Así comienza el Purgatorio Molecular: en un centro inmóvil donde lo disfuncional no es destrucción, sino estancamiento. Donde la célula que aún respira puede elegir recuperar su juicio.
En este espacio narrativo-científico, acompañamos a Célula en su ascenso desde el núcleo más denso del daño hasta la restitución funcional. Cada canto es una cornisa simbólica, un estrato fisiopatológico donde los pecados moleculares —gula, soberbia, ira, pereza, lujuria, avaricia, envidia— se manifiestan no como juicios morales, sino como desórdenes biológicos que alteran la posibilidad de sanar.

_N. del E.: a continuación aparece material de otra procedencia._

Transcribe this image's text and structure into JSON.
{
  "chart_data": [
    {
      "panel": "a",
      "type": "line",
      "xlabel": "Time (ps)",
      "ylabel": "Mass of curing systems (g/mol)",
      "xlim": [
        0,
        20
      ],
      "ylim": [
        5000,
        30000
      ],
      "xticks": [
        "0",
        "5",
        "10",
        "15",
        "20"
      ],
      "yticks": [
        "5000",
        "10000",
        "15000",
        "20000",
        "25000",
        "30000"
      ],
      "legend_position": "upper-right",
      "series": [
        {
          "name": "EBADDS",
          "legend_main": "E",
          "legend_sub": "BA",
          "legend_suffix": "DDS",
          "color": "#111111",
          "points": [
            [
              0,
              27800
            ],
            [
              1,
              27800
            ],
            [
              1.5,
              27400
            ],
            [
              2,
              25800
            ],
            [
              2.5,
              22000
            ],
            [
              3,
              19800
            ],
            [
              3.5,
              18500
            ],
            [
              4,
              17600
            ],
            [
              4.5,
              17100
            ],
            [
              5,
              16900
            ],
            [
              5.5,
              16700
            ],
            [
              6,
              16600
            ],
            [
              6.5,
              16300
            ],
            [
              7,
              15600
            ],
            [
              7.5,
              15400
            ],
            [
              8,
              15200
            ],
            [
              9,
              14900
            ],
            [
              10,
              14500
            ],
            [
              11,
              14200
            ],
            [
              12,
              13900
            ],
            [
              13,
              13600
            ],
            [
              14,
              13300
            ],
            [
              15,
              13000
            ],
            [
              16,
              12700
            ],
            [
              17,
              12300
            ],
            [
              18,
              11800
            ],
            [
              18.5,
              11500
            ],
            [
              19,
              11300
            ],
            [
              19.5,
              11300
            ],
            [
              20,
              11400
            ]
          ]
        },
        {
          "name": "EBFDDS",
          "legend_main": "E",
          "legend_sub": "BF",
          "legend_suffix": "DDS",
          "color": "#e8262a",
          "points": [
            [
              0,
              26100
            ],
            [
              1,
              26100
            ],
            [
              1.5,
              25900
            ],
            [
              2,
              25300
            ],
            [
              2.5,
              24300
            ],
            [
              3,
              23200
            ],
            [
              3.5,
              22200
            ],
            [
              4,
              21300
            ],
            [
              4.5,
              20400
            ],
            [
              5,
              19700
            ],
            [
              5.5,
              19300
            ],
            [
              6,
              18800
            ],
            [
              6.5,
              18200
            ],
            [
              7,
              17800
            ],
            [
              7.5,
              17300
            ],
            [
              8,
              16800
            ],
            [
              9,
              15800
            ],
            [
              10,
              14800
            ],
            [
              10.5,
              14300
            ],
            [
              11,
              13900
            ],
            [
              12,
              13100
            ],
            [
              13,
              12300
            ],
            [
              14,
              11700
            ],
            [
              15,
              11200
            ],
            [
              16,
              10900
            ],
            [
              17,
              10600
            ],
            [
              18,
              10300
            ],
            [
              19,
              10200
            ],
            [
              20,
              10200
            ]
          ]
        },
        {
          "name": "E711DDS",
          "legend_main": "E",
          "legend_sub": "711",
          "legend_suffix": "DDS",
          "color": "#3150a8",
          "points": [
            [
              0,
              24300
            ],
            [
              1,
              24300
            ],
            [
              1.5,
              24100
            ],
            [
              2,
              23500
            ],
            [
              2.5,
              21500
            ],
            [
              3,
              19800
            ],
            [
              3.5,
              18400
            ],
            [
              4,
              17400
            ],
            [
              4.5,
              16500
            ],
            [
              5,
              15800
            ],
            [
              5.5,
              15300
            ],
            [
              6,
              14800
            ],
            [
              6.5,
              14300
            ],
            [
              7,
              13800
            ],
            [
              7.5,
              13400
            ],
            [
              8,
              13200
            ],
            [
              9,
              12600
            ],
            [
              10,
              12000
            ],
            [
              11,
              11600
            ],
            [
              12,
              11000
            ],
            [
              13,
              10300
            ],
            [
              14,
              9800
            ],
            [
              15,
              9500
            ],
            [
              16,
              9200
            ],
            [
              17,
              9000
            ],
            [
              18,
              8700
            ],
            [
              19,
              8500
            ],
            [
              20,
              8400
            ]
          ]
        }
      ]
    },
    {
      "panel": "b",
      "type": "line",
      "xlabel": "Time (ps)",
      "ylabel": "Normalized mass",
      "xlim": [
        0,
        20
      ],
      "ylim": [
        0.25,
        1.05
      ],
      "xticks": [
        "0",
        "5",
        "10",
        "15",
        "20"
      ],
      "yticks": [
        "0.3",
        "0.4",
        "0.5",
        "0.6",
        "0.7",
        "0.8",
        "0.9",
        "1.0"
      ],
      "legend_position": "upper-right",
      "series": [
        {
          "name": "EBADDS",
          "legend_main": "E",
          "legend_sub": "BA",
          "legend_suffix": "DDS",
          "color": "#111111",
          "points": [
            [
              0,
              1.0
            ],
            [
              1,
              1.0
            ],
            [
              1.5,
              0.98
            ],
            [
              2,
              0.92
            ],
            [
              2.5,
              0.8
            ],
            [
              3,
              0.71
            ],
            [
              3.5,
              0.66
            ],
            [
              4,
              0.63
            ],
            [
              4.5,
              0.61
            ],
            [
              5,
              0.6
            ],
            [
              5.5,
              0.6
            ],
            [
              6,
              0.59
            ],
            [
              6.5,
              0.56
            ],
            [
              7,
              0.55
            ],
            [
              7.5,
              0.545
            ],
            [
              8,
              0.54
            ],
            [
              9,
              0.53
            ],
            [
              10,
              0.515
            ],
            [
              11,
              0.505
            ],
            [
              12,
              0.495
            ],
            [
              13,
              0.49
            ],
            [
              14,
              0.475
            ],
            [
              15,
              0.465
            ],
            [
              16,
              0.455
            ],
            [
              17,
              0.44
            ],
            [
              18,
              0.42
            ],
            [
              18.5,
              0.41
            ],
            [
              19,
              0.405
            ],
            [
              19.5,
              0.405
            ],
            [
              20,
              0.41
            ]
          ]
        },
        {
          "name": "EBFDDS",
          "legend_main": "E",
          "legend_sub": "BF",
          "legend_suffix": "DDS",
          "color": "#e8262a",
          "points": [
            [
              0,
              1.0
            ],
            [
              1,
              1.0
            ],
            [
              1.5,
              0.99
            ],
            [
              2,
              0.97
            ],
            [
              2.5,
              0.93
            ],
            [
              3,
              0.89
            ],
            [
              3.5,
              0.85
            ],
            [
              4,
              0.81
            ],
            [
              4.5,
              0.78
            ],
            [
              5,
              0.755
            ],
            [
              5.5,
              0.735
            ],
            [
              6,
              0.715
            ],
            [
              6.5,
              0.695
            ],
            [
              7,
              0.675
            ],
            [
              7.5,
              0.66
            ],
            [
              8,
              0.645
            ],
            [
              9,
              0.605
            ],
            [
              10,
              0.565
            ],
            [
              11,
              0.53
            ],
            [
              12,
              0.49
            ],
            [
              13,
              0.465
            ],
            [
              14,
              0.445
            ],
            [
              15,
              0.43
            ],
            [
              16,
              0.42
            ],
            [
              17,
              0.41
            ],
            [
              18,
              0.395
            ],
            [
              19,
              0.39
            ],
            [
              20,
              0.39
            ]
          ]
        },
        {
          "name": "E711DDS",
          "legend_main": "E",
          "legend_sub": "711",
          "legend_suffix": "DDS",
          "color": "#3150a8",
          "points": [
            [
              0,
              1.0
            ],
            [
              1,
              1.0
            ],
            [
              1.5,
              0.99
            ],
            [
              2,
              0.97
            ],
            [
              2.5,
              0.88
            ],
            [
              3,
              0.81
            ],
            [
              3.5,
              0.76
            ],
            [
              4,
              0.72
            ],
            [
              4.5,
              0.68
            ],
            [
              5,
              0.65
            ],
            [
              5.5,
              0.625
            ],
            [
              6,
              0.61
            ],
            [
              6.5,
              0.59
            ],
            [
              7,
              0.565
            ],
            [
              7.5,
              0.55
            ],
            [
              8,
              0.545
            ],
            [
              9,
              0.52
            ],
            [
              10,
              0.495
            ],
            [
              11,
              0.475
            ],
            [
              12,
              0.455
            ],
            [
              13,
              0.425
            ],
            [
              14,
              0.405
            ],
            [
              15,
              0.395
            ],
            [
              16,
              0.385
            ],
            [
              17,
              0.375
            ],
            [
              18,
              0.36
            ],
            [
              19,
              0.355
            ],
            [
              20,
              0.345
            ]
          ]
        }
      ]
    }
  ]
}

Guiada al inicio por p53 —proteína tutelar, rota pero aún lúcida—, la célula irá encontrando los rostros distorsionados de su linaje, los ecos inflamatorios de una defensa sin tregua, la seductora ambigüedad de señales mal contextualizadas, y la promesa fallida de tratamientos sin propósito.
Aquí no hay castigo. Hay reconocimiento. No hay penitencia. Hay reelaboración.
El ascenso no es metafórico. Es funcional.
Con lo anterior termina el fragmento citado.